One child of many. So many it’s hard to comprehend. In a country as small as Rhode Island, ravaged by AIDs with the highest HIV prevalence in the world, the number of orphans and vulnerable children is astounding. Around 62% of the population are under the age of 15 and only 5% are aged 60 and over. Consider the impact on families. Consider the impact on the productive workforce age range. Consider the impact on the elderly, having to care for the children. Consider the impact on the already existing poverty.
So now what? What do I do with this? I’m back home, catching up on sleep, resuming my teaching and my routine, settling into my nice little bubble. Don’t get me wrong, I love my life, my work, and am so grateful for the niceties I experience daily. But what about her? Now I’ve met her face to face, how do I go back to ‘normal?’
In many ways my life will go on as usual. Yet change must come, and it will come from within. Through my attitudes, my choices, my perspective on everything, how I see people, how I treat them, my sense of entitlement, my awareness of the privileges I have. These are the obvious ones. There will be more as I continue to process my time in Swaziland. I pray the inner changes will manifest outwardly in time as I seek simplicity, advocate more for vulnerable children, deal with the excess in my own life, and become more mindful of how God asks us to live our lives no matter where we live: whether in the suburbs of the affluent west, or in the rural communities of Swaziland. And it is this: “To act justly and to love mercy and to walk humbly with your God” Micah 6:8b.
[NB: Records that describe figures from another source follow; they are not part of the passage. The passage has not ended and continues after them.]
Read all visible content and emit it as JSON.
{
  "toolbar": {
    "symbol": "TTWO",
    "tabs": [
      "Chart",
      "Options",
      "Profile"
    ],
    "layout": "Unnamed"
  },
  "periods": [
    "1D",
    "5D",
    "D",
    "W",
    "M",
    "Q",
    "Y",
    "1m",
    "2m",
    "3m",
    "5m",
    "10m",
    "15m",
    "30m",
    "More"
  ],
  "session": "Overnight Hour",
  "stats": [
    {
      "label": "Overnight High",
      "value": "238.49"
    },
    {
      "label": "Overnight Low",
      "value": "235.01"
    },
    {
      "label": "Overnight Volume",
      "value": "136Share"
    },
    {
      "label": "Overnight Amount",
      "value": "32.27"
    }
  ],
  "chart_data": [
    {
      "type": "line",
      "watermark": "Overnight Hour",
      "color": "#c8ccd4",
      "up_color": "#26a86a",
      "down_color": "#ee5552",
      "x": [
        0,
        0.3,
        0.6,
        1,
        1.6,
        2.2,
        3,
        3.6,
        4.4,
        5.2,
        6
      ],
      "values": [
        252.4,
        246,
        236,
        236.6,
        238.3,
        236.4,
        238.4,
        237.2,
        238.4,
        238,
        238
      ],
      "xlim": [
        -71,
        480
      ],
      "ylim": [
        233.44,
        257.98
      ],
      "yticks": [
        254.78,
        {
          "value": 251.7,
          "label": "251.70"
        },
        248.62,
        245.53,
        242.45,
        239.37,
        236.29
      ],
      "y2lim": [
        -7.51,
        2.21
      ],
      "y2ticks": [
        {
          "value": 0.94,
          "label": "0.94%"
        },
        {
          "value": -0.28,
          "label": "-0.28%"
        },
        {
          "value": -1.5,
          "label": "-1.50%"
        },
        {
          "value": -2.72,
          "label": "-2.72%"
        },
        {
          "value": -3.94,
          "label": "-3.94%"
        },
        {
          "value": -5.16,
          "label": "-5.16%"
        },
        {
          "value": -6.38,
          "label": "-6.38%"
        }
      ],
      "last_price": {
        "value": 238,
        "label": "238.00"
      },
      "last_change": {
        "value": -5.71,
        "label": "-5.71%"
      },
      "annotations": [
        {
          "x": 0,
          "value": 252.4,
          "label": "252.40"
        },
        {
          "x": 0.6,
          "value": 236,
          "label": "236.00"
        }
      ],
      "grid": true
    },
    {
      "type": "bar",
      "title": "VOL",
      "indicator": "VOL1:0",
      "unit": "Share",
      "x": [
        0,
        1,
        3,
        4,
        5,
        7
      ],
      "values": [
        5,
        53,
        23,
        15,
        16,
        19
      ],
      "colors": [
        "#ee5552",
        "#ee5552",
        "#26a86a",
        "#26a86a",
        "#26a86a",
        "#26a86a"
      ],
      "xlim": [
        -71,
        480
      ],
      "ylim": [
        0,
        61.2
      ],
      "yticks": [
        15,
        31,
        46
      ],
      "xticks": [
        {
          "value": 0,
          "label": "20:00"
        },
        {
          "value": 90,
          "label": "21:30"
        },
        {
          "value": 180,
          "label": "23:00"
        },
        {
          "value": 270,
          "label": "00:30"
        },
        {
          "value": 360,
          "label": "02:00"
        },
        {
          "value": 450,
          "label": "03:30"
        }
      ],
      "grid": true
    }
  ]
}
It is a journey for all of us. We are a forgetful people, caught up in the deceitfulness of the human heart, the temptations of our culture and the tantalizing desires that bombard us daily. Last week I was privileged to step away from these things (albeit not the deceitfulness of the heart. Unfortunately that goes with me no matter how far I travel!). And I caught a glimpse of another world. Not one that is just or right – far from it. But one that has made me stop, think, ponder, consider, reflect, repent – and one that ultimately I must respond to.
I must remember the children. This is God’s way of stirring something within me. I choose to remember. My heart is wider, and more open, and a little more broken than it was before. I will not forget. I will remember the children.